The R template to do the exercises is here.

Rare Variant Analysis

Introduction

We will look into a dataset collected on a quantitative phenotype which was first analyzed through GWAS and a signal was detected in chromosome 1. Let’s determine whether the signal is present when we focus on rare variation at the locus. In our analyses, we will define rare variants as those with \(MAF \leq 5\%\).
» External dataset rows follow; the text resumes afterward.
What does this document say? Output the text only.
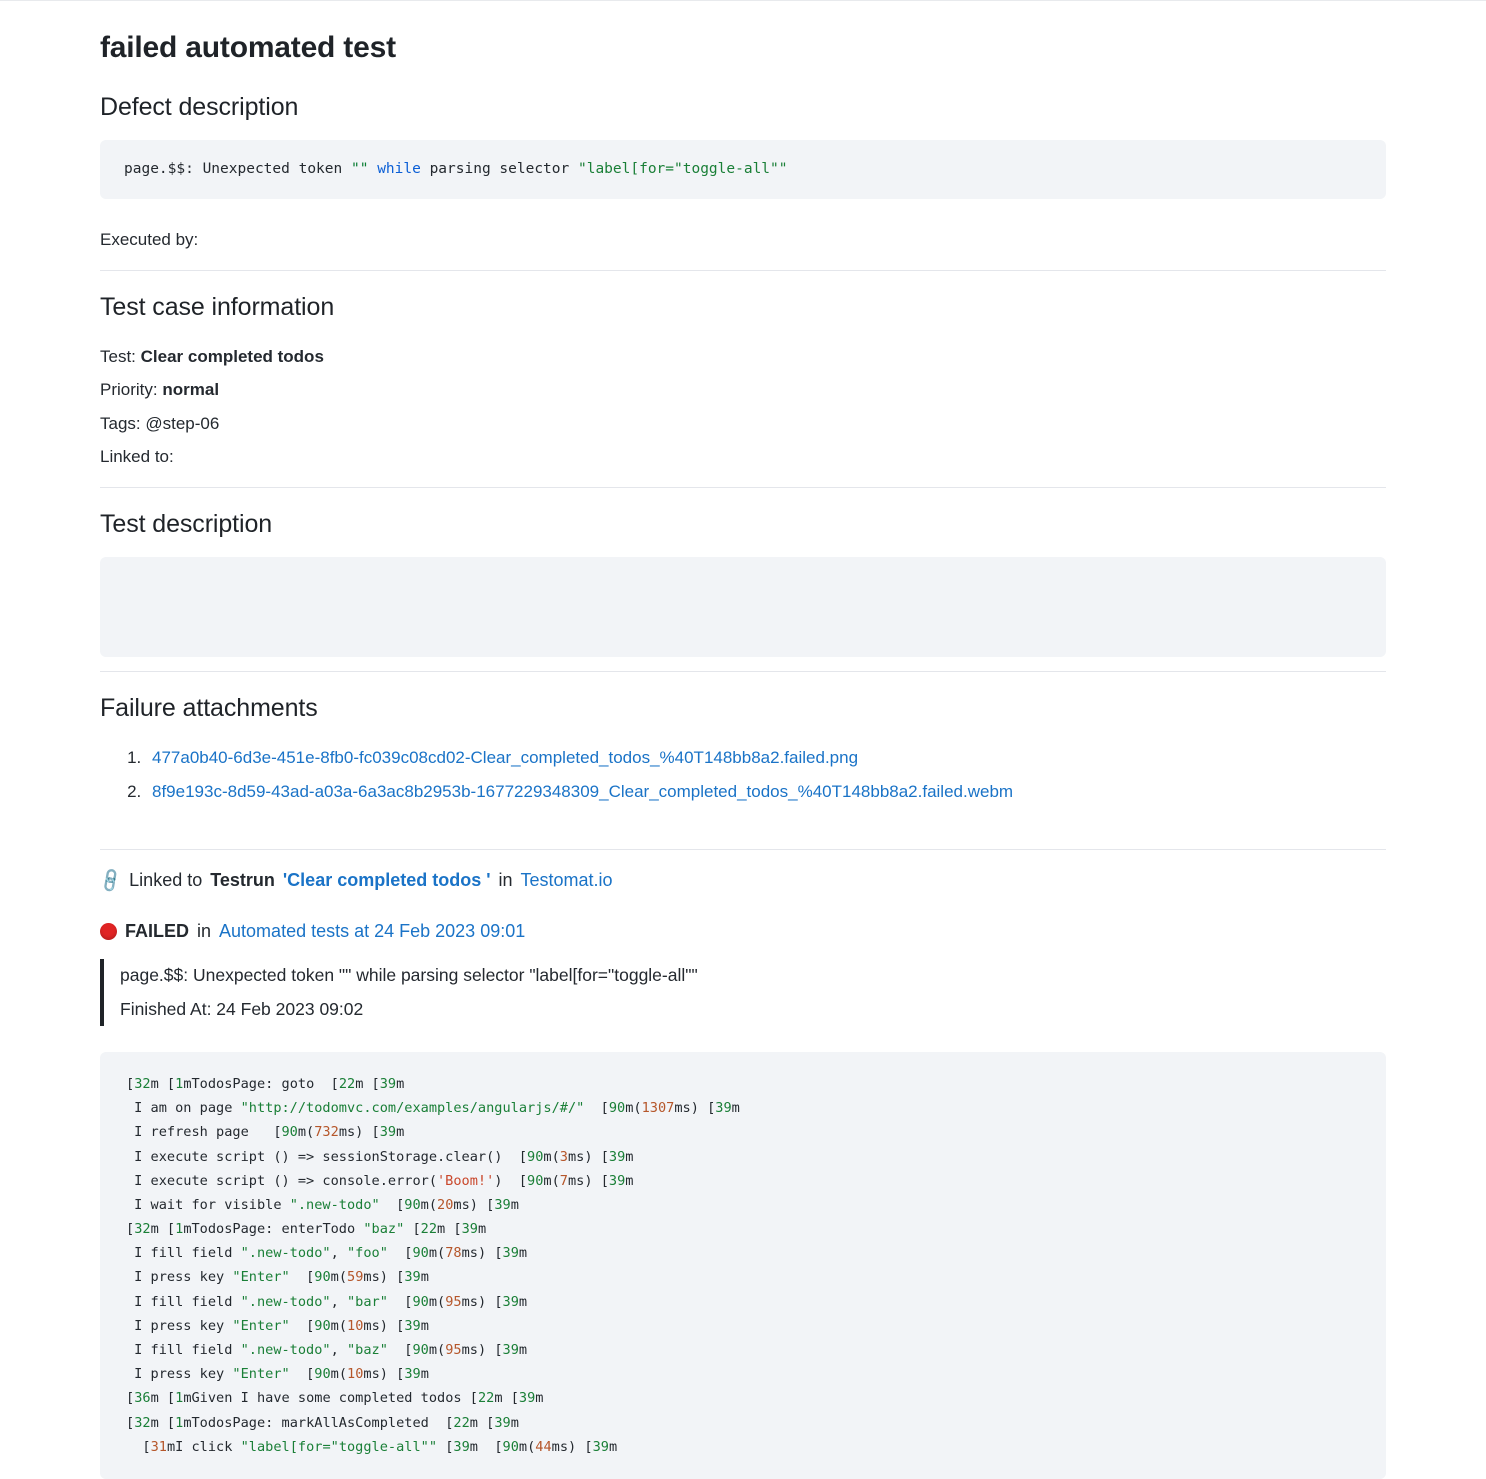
failed automated test
Defect description
page.$$: Unexpected token "" while parsing selector "label[for="toggle-all""
Executed by:
Test case information
Test: Clear completed todos
Priority: normal
Tags: @step-06
Linked to:
Test description
Failure attachments
1. 477a0b40-6d3e-451e-8fb0-fc039c08cd02-Clear_completed_todos_%40T148bb8a2.failed.png
2. 8f9e193c-8d59-43ad-a03a-6a3ac8b2953b-1677229348309_Clear_completed_todos_%40T148bb8a2.failed.webm
🔗 Linked to Testrun 'Clear completed todos ' in Testomat.io
FAILED in Automated tests at 24 Feb 2023 09:01
page.$$: Unexpected token "" while parsing selector "label[for="toggle-all""
Finished At: 24 Feb 2023 09:02
[32m [1mTodosPage: goto  [22m [39m
I am on page "http://todomvc.com/examples/angularjs/#/"  [90m(1307ms) [39m
I refresh page   [90m(732ms) [39m
I execute script () => sessionStorage.clear()  [90m(3ms) [39m
I execute script () => console.error('Boom!')  [90m(7ms) [39m
I wait for visible ".new-todo"  [90m(20ms) [39m
[32m [1mTodosPage: enterTodo "baz" [22m [39m
I fill field ".new-todo", "foo"  [90m(78ms) [39m
I press key "Enter"  [90m(59ms) [39m
I fill field ".new-todo", "bar"  [90m(95ms) [39m
I press key "Enter"  [90m(10ms) [39m
I fill field ".new-todo", "baz"  [90m(95ms) [39m
I press key "Enter"  [90m(10ms) [39m
[36m [1mGiven I have some completed todos [22m [39m
[32m [1mTodosPage: markAllAsCompleted  [22m [39m
[31mI click "label[for="toggle-all"" [39m  [90m(44ms) [39m
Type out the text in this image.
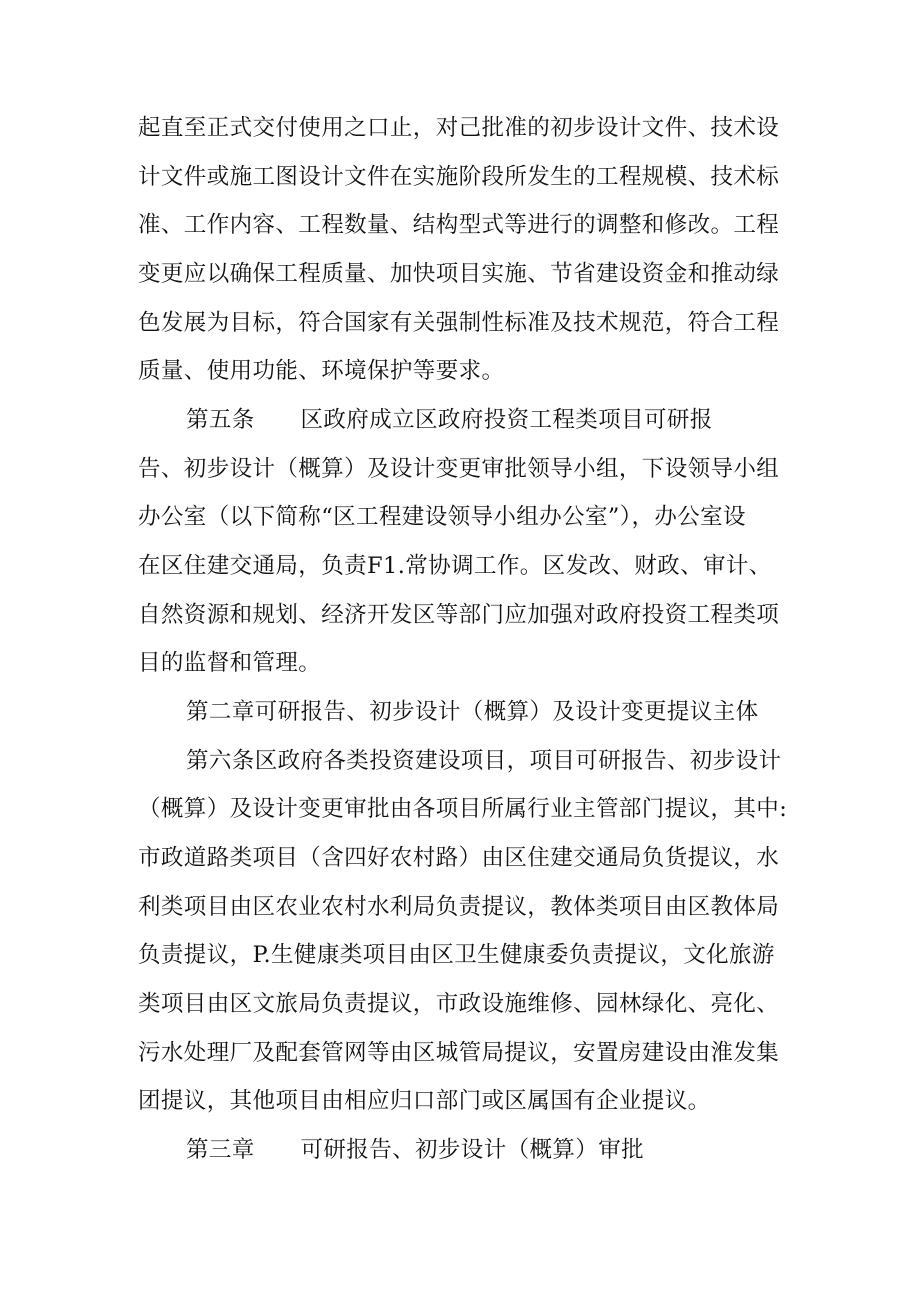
起直至正式交付使用之口止，对己批准的初步设计文件、技术设
计文件或施工图设计文件在实施阶段所发生的工程规模、技术标
准、工作内容、工程数量、结构型式等进行的调整和修改。工程
变更应以确保工程质量、加快项目实施、节省建设资金和推动绿
色发展为目标，符合国家有关强制性标准及技术规范，符合工程
质量、使用功能、环境保护等要求。
第五条　　区政府成立区政府投资工程类项目可研报
告、初步设计（概算）及设计变更审批领导小组，下设领导小组
办公室（以下简称“区工程建设领导小组办公室”），办公室设
在区住建交通局，负责F1.常协调工作。区发改、财政、审计、
自然资源和规划、经济开发区等部门应加强对政府投资工程类项
目的监督和管理。
第二章可研报告、初步设计（概算）及设计变更提议主体
第六条区政府各类投资建设项目，项目可研报告、初步设计
（概算）及设计变更审批由各项目所属行业主管部门提议，其中:
市政道路类项目（含四好农村路）由区住建交通局负货提议，水
利类项目由区农业农村水利局负责提议，教体类项目由区教体局
负责提议，P.生健康类项目由区卫生健康委负责提议，文化旅游
类项目由区文旅局负责提议，市政设施维修、园林绿化、亮化、
污水处理厂及配套管网等由区城管局提议，安置房建设由淮发集
团提议，其他项目由相应归口部门或区属国有企业提议。
第三章　　可研报告、初步设计（概算）审批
The file “rv_pheno.txt”” contains the phenotype measurements for a set of individuals and the file “rv_geno_chr1.bed” is a binary file in PLINK BED format with accompanying BIM and FAM files which contains the genotype data.

Exercises

Here are some things to try:

  1. Using PLINK, extract rare variants in a new PLINK BED file. (Hint: use options --max-maf to select rare variants and --maj-ref force so that the minor allele is the effect allele)

  2. Load the data in R:

  • Read in the SNPs using R function BEDMatrix() (hint: use option simple_names = TRUE to easily filter by sample IID later)
  • Load the phenotype data from rv_pheno.txt
  • Keep only samples who are present both in the genotype as well as phenotype data and who don’t have missing values for the phenotype
  1. Examine the genotype data:
  • Compute the minor allele frequency (MAF) for each SNP and plot histogram. (hint: use na.rm=TRUE when calling mean())
  • Check for missing values
  1. Run the single variant association tests in PLINK (only for the extracted variants).
  • Compute the minimum p-value across SNPs and apply Bonferroni correction for the multiple testing (hint: take \(\min(1, p\cdot K)\), where \(p\) is the minimum p-value and \(K\) is the number of tests). Is anything significant after adjusting for multiple testing?
  • Make a volcano plot (i.e. log10 p-values vs effect sizes). Which of the Burden/SKAT/ACAT tests do you expect will give us most power?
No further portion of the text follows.